第3章では「勅答」と総称される皇帝発給公文書に関する検討を行う。「勅答」の発給は、本論文の題目に含まれる「支配者・被支配者間のコミュニケイション」において中心的な意義を有する行為であり、最も詳細な検討が行われることになる。また第2章と同様史料整理を行い、また属州総督の同様の文書発給も視野に収めて検討される。またそこで本稿の年代設定の理由を説明する予定である。
第4章では上の諸章の検討を踏まえ、そうした公文書をローマ帝国がいかなる思想的背景に基づき取り扱ったのか、その歴史的展開を含めて検討する。
第5章では逆に、以上のような手続き・思考に従い発給されたローマ帝国の公文書が、帝国住民によってどのように受け取られ、どのように活用され、機能していたのかを検討する。

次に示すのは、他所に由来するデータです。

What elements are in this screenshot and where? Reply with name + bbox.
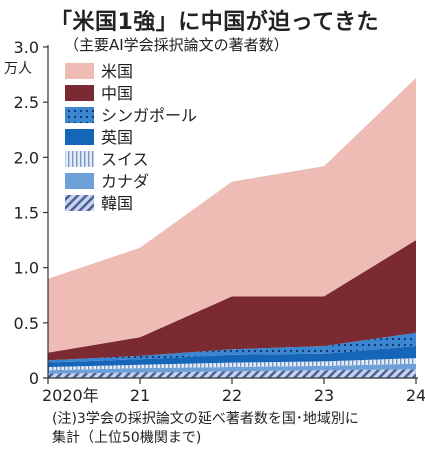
footnote-line-1: (注)3学会の採択論文の延べ著者数を国･地域別に (52, 411, 359, 427)
legend-swatch-韓国 (65, 195, 94, 211)
legend-label-韓国: 韓国 (101, 194, 133, 213)
area-series-シンガポール (48, 332, 416, 363)
legend-label-カナダ: カナダ (101, 172, 149, 191)
legend-swatch-英国 (65, 129, 94, 145)
x-tick-label: 24 (406, 386, 425, 405)
x-tick-label: 21 (130, 386, 150, 405)
area-series-中国 (48, 240, 416, 361)
y-tick-label: 2.0 (14, 148, 39, 167)
legend-label-米国: 米国 (101, 62, 133, 81)
area-series-米国 (48, 77, 416, 353)
area-series-スイス (48, 358, 416, 371)
y-tick-label: 1.0 (14, 259, 39, 278)
y-tick-label: 3.0 (14, 38, 39, 57)
legend-swatch-米国 (65, 63, 94, 79)
y-tick-label: 0.5 (14, 314, 39, 333)
area-series-韓国 (48, 369, 416, 378)
x-tick-label: 22 (222, 386, 242, 405)
y-tick-label: 2.5 (14, 93, 39, 112)
legend-swatch-中国 (65, 85, 94, 101)
area-series-英国 (48, 346, 416, 367)
chart-title: 「米国1強」に中国が迫ってきた (50, 10, 380, 35)
x-tick-label: 23 (314, 386, 334, 405)
legend-swatch-カナダ (65, 173, 94, 189)
legend-label-中国: 中国 (101, 84, 133, 103)
y-axis-unit: 万人 (4, 61, 32, 77)
legend-label-スイス: スイス (101, 150, 149, 169)
footnote-line-2: 集計（上位50機関まで) (52, 430, 202, 446)
legend-label-シンガポール: シンガポール (101, 106, 197, 125)
legend-swatch-スイス (65, 151, 94, 167)
area-series-カナダ (48, 363, 416, 374)
x-tick-label: 2020年 (42, 386, 99, 405)
footnote: (注)3学会の採択論文の延べ著者数を国･地域別に 集計（上位50機関まで) (52, 410, 359, 448)
y-tick-label: 0 (29, 369, 39, 388)
y-tick-label: 1.5 (14, 204, 39, 223)
legend-label-英国: 英国 (101, 128, 133, 147)
legend-swatch-シンガポール (65, 107, 94, 123)
chart-subtitle: （主要AI学会採択論文の著者数） (64, 36, 289, 54)
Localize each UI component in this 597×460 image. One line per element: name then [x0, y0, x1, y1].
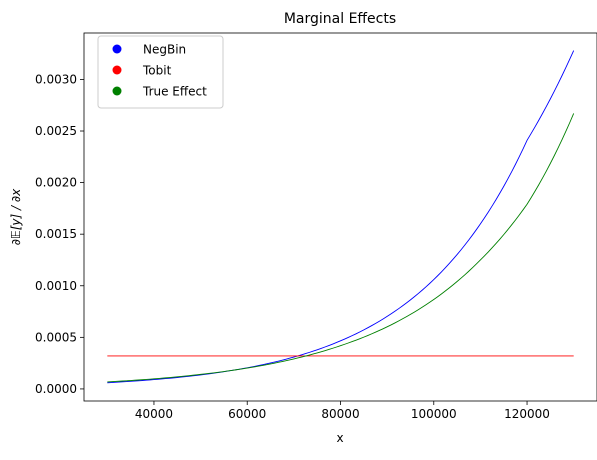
y-tick-label: 0.0020 [35, 176, 77, 190]
y-axis-label: ∂𝔼[y] / ∂x [9, 188, 23, 245]
x-tick-label: 40000 [135, 407, 173, 421]
x-tick-label: 60000 [228, 407, 266, 421]
y-tick-label: 0.0010 [35, 279, 77, 293]
y-tick-label: 0.0030 [35, 72, 77, 86]
y-tick-label: 0.0005 [35, 330, 77, 344]
x-tick-label: 100000 [411, 407, 457, 421]
legend-label: NegBin [143, 43, 186, 57]
x-axis-label: x [336, 431, 343, 445]
legend-marker [113, 45, 122, 54]
y-tick-label: 0.0025 [35, 124, 77, 138]
legend-label: True Effect [142, 85, 207, 99]
y-tick-label: 0.0015 [35, 227, 77, 241]
x-tick-label: 120000 [504, 407, 550, 421]
legend-marker [113, 87, 122, 96]
legend-label: Tobit [142, 64, 172, 78]
y-tick-label: 0.0000 [35, 382, 77, 396]
chart-title: Marginal Effects [284, 11, 396, 27]
x-tick-label: 80000 [321, 407, 359, 421]
legend: NegBin Tobit True Effect [98, 36, 223, 108]
legend-marker [113, 66, 122, 75]
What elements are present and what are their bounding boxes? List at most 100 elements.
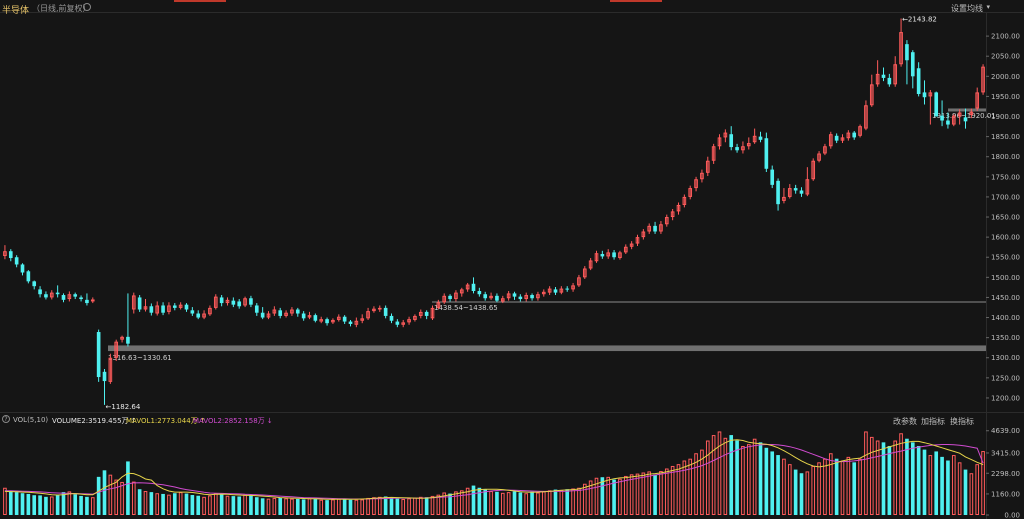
candle-body xyxy=(354,320,359,325)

そして第6章において、それまでの検討を踏まえ、ローマ帝国における「公文書」という事象を通じて析出される「コミュニケイション」の実態を踏まえ、それがローマ支配の中で如何なる機能を果たしていたのかに関し検討を加える。その上である程度の展望を示すつもりである。
以上が本博士号請求論文の概要である。本論文のテーマに沿った研究は、我が国においては参照すべき先行研究がほぼ皆無であり、用いられる史料も我が国において紹介されたことのないものが大多数である。また多くの近年発見されている新史料も含まれるため、史料の証言内容を明確に示すべく、基本的作業として史料の整理、及び重要な史料の提示と邦訳も多数行われる。その作業自体も、本論文の貢献の一つであると考えている。